In what is turning out to be an exciting showdown, KiK Interactive Inc., a Canada-based messaging platform that raised $100 million in an ICO back in 2017 has revealed plans to take the U.S Securities and Exchanges Commission (SEC) to court.
The startup unveiled earlier this week a new fund tagged “Defend Crypto” mentioning that it has set aside a $5 million fund to continues its ongoing legal battle with the regulators. However, KiK noted that “with the future of crypto on the line, $5 Million might not be enough.”

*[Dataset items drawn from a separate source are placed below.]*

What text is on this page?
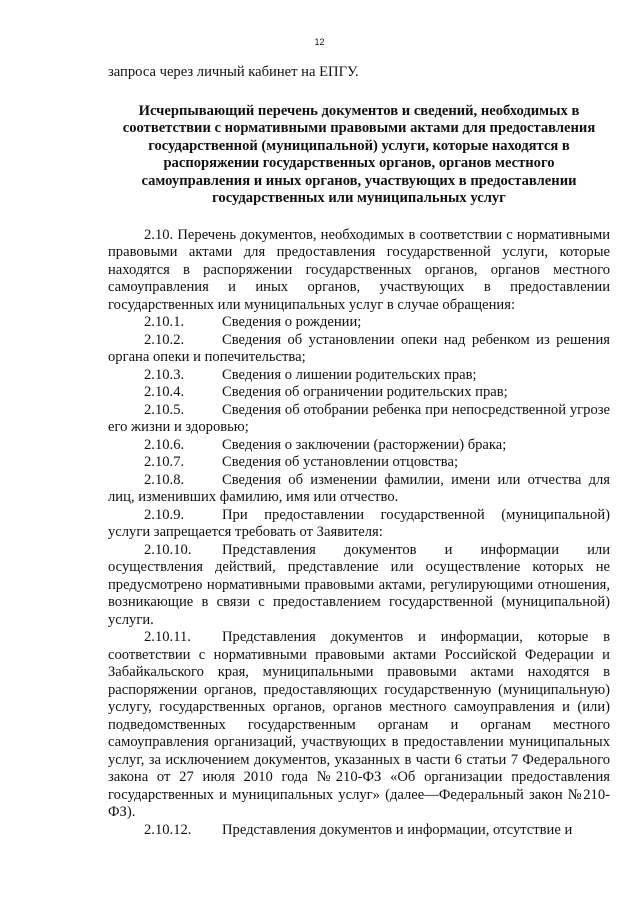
12

запроса через личный кабинет на ЕПГУ.

Исчерпывающий перечень документов и сведений, необходимых в соответствии с нормативными правовыми актами для предоставления государственной (муниципальной) услуги, которые находятся в распоряжении государственных органов, органов местного самоуправления и иных органов, участвующих в предоставлении государственных или муниципальных услуг

2.10. Перечень документов, необходимых в соответствии с нормативными правовыми актами для предоставления государственной услуги, которые находятся в распоряжении государственных органов, органов местного самоуправления и иных органов, участвующих в предоставлении государственных или муниципальных услуг в случае обращения:

2.10.1.	Сведения о рождении;

2.10.2.	Сведения об установлении опеки над ребенком из решения органа опеки и попечительства;

2.10.3.	Сведения о лишении родительских прав;

2.10.4.	Сведения об ограничении родительских прав;

2.10.5.	Сведения об отобрании ребенка при непосредственной угрозе его жизни и здоровью;

2.10.6.	Сведения о заключении (расторжении) брака;

2.10.7.	Сведения об установлении отцовства;

2.10.8.	Сведения об изменении фамилии, имени или отчества для лиц, изменивших фамилию, имя или отчество.

2.10.9.	При предоставлении государственной (муниципальной) услуги запрещается требовать от Заявителя:

2.10.10. Представления документов и информации или осуществления действий, представление или осуществление которых не предусмотрено нормативными правовыми актами, регулирующими отношения, возникающие в связи с предоставлением государственной (муниципальной) услуги.

2.10.11. Представления документов и информации, которые в соответствии с нормативными правовыми актами Российской Федерации и Забайкальского края, муниципальными правовыми актами находятся в распоряжении органов, предоставляющих государственную (муниципальную) услугу, государственных органов, органов местного самоуправления и (или) подведомственных государственным органам и органам местного самоуправления организаций, участвующих в предоставлении муниципальных услуг, за исключением документов, указанных в части 6 статьи 7 Федерального закона от 27 июля 2010 года №210-ФЗ «Об организации предоставления государственных и муниципальных услуг» (далее—Федеральный закон №210-ФЗ).

2.10.12. Представления документов и информации, отсутствие и
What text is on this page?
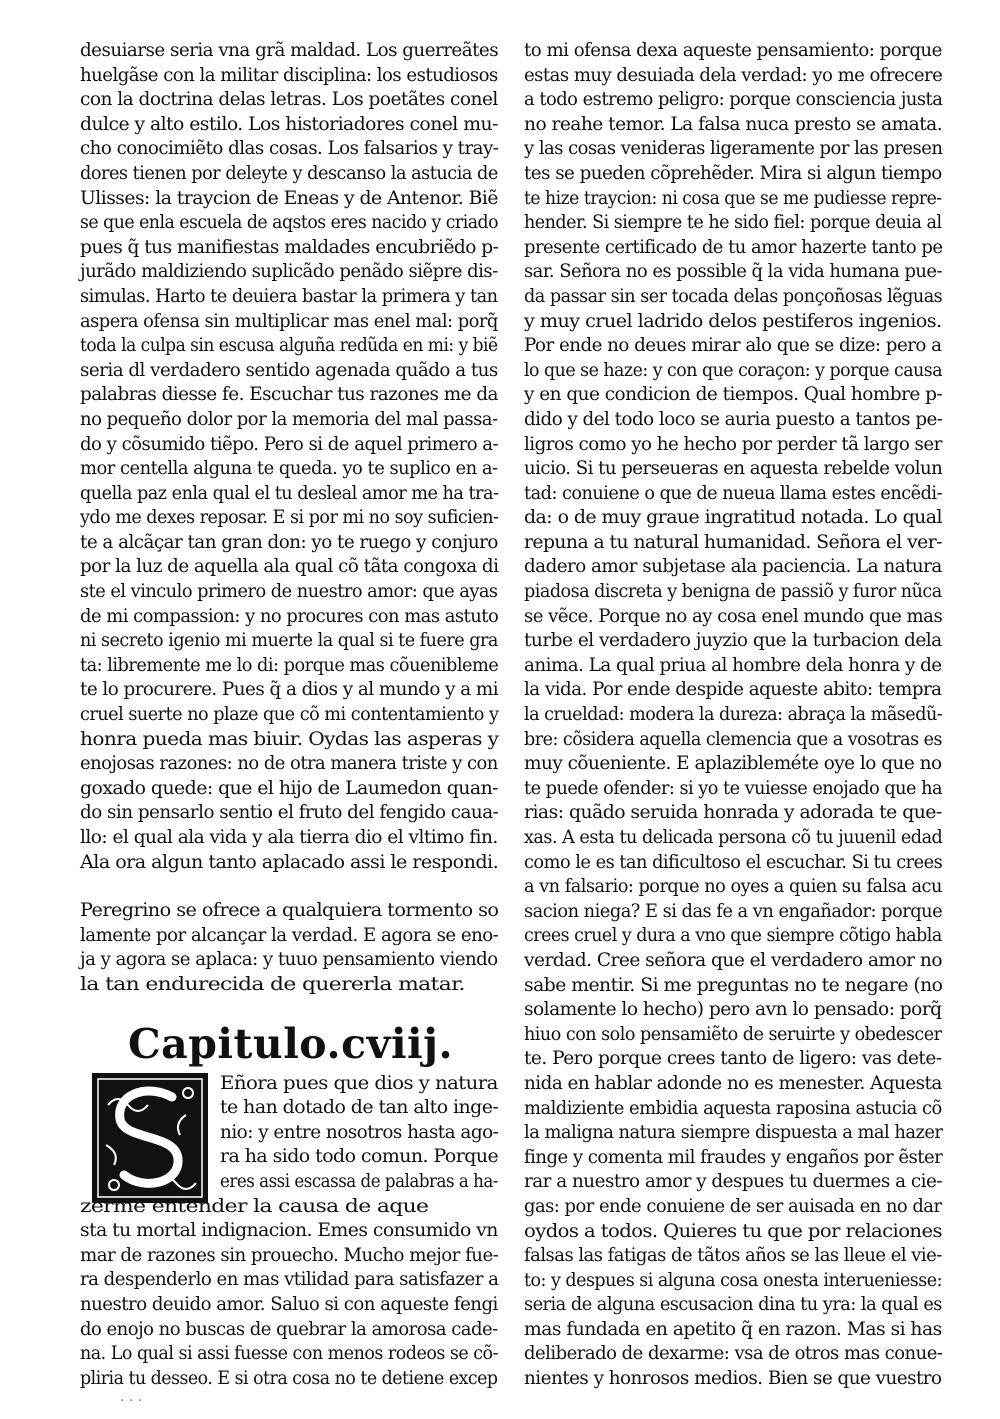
desuiarse seria vna grã maldad. Los guerreãtes
huelgãse con la militar disciplina: los estudiosos
con la doctrina delas letras. Los poetãtes conel
dulce y alto estilo. Los historiadores conel mu-
cho conocimiẽto dlas cosas. Los falsarios y tray-
dores tienen por deleyte y descanso la astucia de
Ulisses: la traycion de Eneas y de Antenor. Biẽ
se que enla escuela de aqstos eres nacido y criado
pues q̃ tus manifiestas maldades encubriẽdo p-
jurãdo maldiziendo suplicãdo penãdo siẽpre dis-
simulas. Harto te deuiera bastar la primera y tan
aspera ofensa sin multiplicar mas enel mal: porq̃
toda la culpa sin escusa alguña redũda en mi: y biẽ
seria dl verdadero sentido agenada quãdo a tus
palabras diesse fe. Escuchar tus razones me da
no pequeño dolor por la memoria del mal passa-
do y cõsumido tiẽpo. Pero si de aquel primero a-
mor centella alguna te queda. yo te suplico en a-
quella paz enla qual el tu desleal amor me ha tra-
ydo me dexes reposar. E si por mi no soy suficien-
te a alcãçar tan gran don: yo te ruego y conjuro
por la luz de aquella ala qual cõ tãta congoxa di
ste el vinculo primero de nuestro amor: que ayas
de mi compassion: y no procures con mas astuto
ni secreto igenio mi muerte la qual si te fuere gra
ta: libremente me lo di: porque mas cõuenibleme
te lo procurere. Pues q̃ a dios y al mundo y a mi
cruel suerte no plaze que cõ mi contentamiento y
honra pueda mas biuir. Oydas las asperas y
enojosas razones: no de otra manera triste y con
goxado quede: que el hijo de Laumedon quan-
do sin pensarlo sentio el fruto del fengido caua-
llo: el qual ala vida y ala tierra dio el vltimo fin.
Ala ora algun tanto aplacado assi le respondi.
Peregrino se ofrece a qualquiera tormento so
lamente por alcançar la verdad. E agora se eno-
ja y agora se aplaca: y tuuo pensamiento viendo
la tan endurecida de quererla matar.
Capitulo.cviij.
Eñora pues que dios y natura
te han dotado de tan alto inge-
nio: y entre nosotros hasta ago-
ra ha sido todo comun. Porque
eres assi escassa de palabras a ha-
zerme entender la causa de aque
sta tu mortal indignacion. Emes consumido vn
mar de razones sin prouecho. Mucho mejor fue-
ra despenderlo en mas vtilidad para satisfazer a
nuestro deuido amor. Saluo si con aqueste fengi
do enojo no buscas de quebrar la amorosa cade-
na. Lo qual si assi fuesse con menos rodeos se cõ-
pliria tu desseo. E si otra cosa no te detiene excep
· · ·
to mi ofensa dexa aqueste pensamiento: porque
estas muy desuiada dela verdad: yo me ofrecere
a todo estremo peligro: porque consciencia justa
no reahe temor. La falsa nuca presto se amata.
y las cosas venideras ligeramente por las presen
tes se pueden cõprehẽder. Mira si algun tiempo
te hize traycion: ni cosa que se me pudiesse repre-
hender. Si siempre te he sido fiel: porque deuia al
presente certificado de tu amor hazerte tanto pe
sar. Señora no es possible q̃ la vida humana pue-
da passar sin ser tocada delas ponçoñosas lẽguas
y muy cruel ladrido delos pestiferos ingenios.
Por ende no deues mirar alo que se dize: pero a
lo que se haze: y con que coraçon: y porque causa
y en que condicion de tiempos. Qual hombre p-
dido y del todo loco se auria puesto a tantos pe-
ligros como yo he hecho por perder tã largo ser
uicio. Si tu perseueras en aquesta rebelde volun
tad: conuiene o que de nueua llama estes encẽdi-
da: o de muy graue ingratitud notada. Lo qual
repuna a tu natural humanidad. Señora el ver-
dadero amor subjetase ala paciencia. La natura
piadosa discreta y benigna de passiõ y furor nũca
se vẽce. Porque no ay cosa enel mundo que mas
turbe el verdadero juyzio que la turbacion dela
anima. La qual priua al hombre dela honra y de
la vida. Por ende despide aqueste abito: tempra
la crueldad: modera la dureza: abraça la mãsedũ-
bre: cõsidera aquella clemencia que a vosotras es
muy cõueniente. E aplazibleméte oye lo que no
te puede ofender: si yo te vuiesse enojado que ha
rias: quãdo seruida honrada y adorada te que-
xas. A esta tu delicada persona cõ tu juuenil edad
como le es tan dificultoso el escuchar. Si tu crees
a vn falsario: porque no oyes a quien su falsa acu
sacion niega? E si das fe a vn engañador: porque
crees cruel y dura a vno que siempre cõtigo habla
verdad. Cree señora que el verdadero amor no
sabe mentir. Si me preguntas no te negare (no
solamente lo hecho) pero avn lo pensado: porq̃
hiuo con solo pensamiẽto de seruirte y obedescer
te. Pero porque crees tanto de ligero: vas dete-
nida en hablar adonde no es menester. Aquesta
maldiziente embidia aquesta raposina astucia cõ
la maligna natura siempre dispuesta a mal hazer
finge y comenta mil fraudes y engaños por ẽster
rar a nuestro amor y despues tu duermes a cie-
gas: por ende conuiene de ser auisada en no dar
oydos a todos. Quieres tu que por relaciones
falsas las fatigas de tãtos años se las lleue el vie-
to: y despues si alguna cosa onesta interueniesse:
seria de alguna escusacion dina tu yra: la qual es
mas fundada en apetito q̃ en razon. Mas si has
deliberado de dexarme: vsa de otros mas conue-
nientes y honrosos medios. Bien se que vuestro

At the time of writing, the “DefendCrypto” page has received an extra $292,896 in funding and would likely attract more in the coming days.
The KiK vs. SEC Story
As Stmarket.co reported in January, Kik Interactive received a notice of intention to enforce actions from the U.S SEC.

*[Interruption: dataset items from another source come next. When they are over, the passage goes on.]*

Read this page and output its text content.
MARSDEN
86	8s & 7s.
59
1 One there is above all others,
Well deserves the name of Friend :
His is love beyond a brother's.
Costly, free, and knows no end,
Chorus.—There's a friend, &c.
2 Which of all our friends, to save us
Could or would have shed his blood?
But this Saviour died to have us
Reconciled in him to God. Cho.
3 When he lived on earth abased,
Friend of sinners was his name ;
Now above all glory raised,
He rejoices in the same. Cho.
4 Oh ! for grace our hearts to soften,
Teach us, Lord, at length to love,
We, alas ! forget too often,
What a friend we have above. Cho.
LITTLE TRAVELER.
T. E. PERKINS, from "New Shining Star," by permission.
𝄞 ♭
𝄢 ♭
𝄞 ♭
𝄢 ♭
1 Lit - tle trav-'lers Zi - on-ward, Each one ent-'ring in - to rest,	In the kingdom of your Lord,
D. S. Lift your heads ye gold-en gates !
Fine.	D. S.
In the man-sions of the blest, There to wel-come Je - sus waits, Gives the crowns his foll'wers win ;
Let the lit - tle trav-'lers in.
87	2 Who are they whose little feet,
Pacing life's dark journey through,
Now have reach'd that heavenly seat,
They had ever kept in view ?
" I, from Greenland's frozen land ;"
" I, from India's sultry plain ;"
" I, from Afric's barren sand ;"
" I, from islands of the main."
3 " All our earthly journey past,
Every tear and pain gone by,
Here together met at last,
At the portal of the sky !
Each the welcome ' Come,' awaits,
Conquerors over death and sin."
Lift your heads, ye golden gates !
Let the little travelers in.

The regulators, as in the previous cases argued that Kik’s token sales in 2017 breached U.S “securities law” since the startup did not register the issuance as a “securities offering” with the Commission.

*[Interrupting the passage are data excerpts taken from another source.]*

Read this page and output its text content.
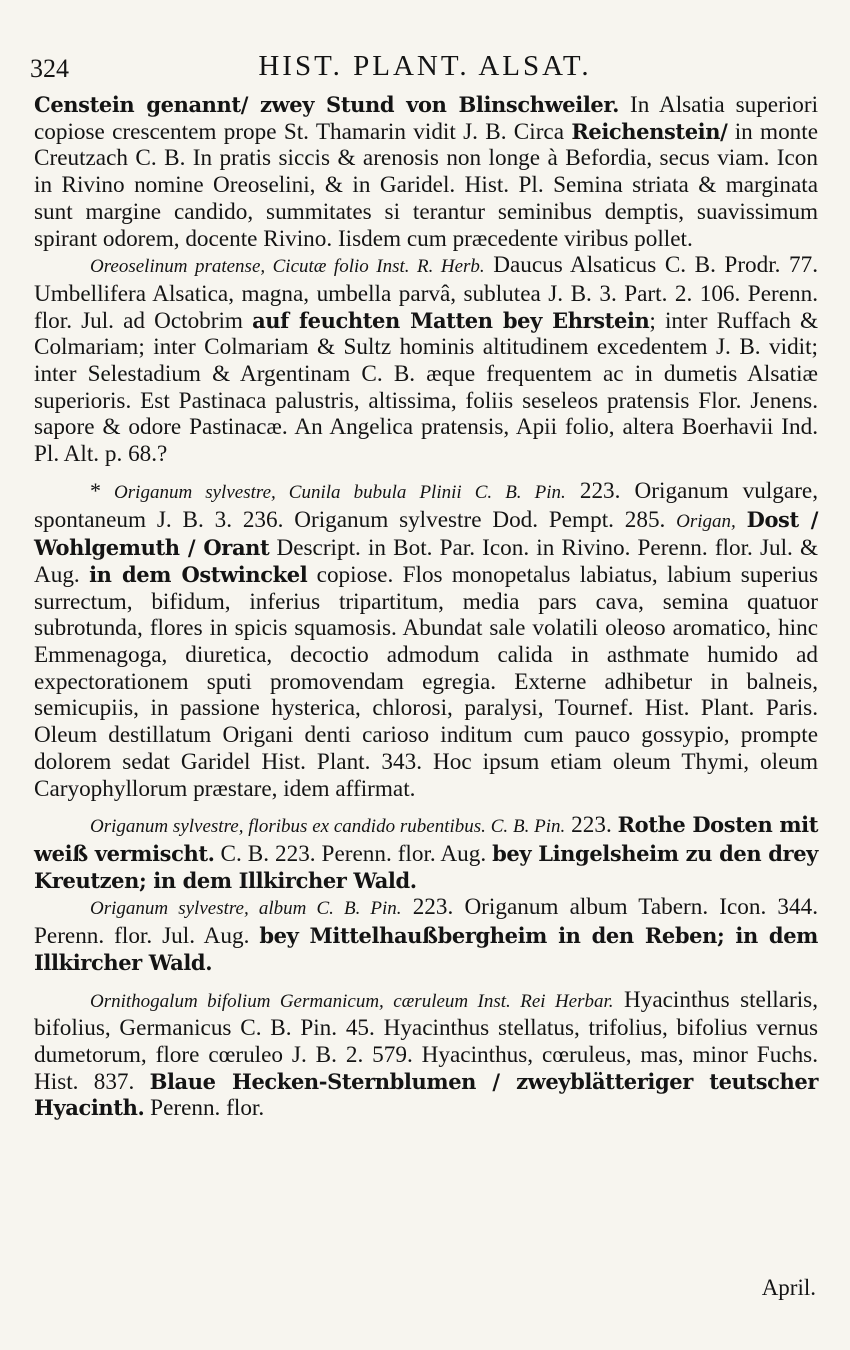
324	HIST. PLANT. ALSAT.

Censtein genannt/ zwey Stund von Blinschweiler. In Alsatia superiori copiose crescentem prope St. Thamarin vidit J. B. Circa Reichenstein/ in monte Creutzach C. B. In pratis siccis & arenosis non longe à Befordia, secus viam. Icon in Rivino nomine Oreoselini, & in Garidel. Hist. Pl. Semina striata & marginata sunt margine candido, summitates si terantur seminibus demptis, suavissimum spirant odorem, docente Rivino. Iisdem cum præcedente viribus pollet.

Oreoselinum pratense, Cicutæ folio Inst. R. Herb. Daucus Alsaticus C. B. Prodr. 77. Umbellifera Alsatica, magna, umbella parvâ, sublutea J. B. 3. Part. 2. 106. Perenn. flor. Jul. ad Octobrim auf feuchten Matten bey Ehrstein; inter Ruffach & Colmariam; inter Colmariam & Sultz hominis altitudinem excedentem J. B. vidit; inter Selestadium & Argentinam C. B. æque frequentem ac in dumetis Alsatiæ superioris. Est Pastinaca palustris, altissima, foliis seseleos pratensis Flor. Jenens. sapore & odore Pastinacæ. An Angelica pratensis, Apii folio, altera Boerhavii Ind. Pl. Alt. p. 68.?

* Origanum sylvestre, Cunila bubula Plinii C. B. Pin. 223. Origanum vulgare, spontaneum J. B. 3. 236. Origanum sylvestre Dod. Pempt. 285. Origan, Dost / Wohlgemuth / Orant Descript. in Bot. Par. Icon. in Rivino. Perenn. flor. Jul. & Aug. in dem Ostwinckel copiose. Flos monopetalus labiatus, labium superius surrectum, bifidum, inferius tripartitum, media pars cava, semina quatuor subrotunda, flores in spicis squamosis. Abundat sale volatili oleoso aromatico, hinc Emmenagoga, diuretica, decoctio admodum calida in asthmate humido ad expectorationem sputi promovendam egregia. Externe adhibetur in balneis, semicupiis, in passione hysterica, chlorosi, paralysi, Tournef. Hist. Plant. Paris. Oleum destillatum Origani denti carioso inditum cum pauco gossypio, prompte dolorem sedat Garidel Hist. Plant. 343. Hoc ipsum etiam oleum Thymi, oleum Caryophyllorum præstare, idem affirmat.

Origanum sylvestre, floribus ex candido rubentibus. C. B. Pin. 223. Rothe Dosten mit weiß vermischt. C. B. 223. Perenn. flor. Aug. bey Lingelsheim zu den drey Kreutzen; in dem Illkircher Wald.

Origanum sylvestre, album C. B. Pin. 223. Origanum album Tabern. Icon. 344. Perenn. flor. Jul. Aug. bey Mittelhaußbergheim in den Reben; in dem Illkircher Wald.

Ornithogalum bifolium Germanicum, cæruleum Inst. Rei Herbar. Hyacinthus stellaris, bifolius, Germanicus C. B. Pin. 45. Hyacinthus stellatus, trifolius, bifolius vernus dumetorum, flore cœruleo J. B. 2. 579. Hyacinthus, cœruleus, mas, minor Fuchs. Hist. 837. Blaue Hecken-Sternblumen / zweyblätteriger teutscher Hyacinth. Perenn. flor.

April.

Upon receiving the notice, Kik said in its official reply that Kin tokens which they sold during the ICO is a currency and not a “security,” outlining several areas in which the token did not fit in with the Howey Test which the U.S SEC used to define the status of such offering.
It seems, however, that Kin’s explanations did not go down well with the Commission and now they are going ahead to announce an enforcement action against the startup, hence the latest decision to raise funds from the cryptocurrency community.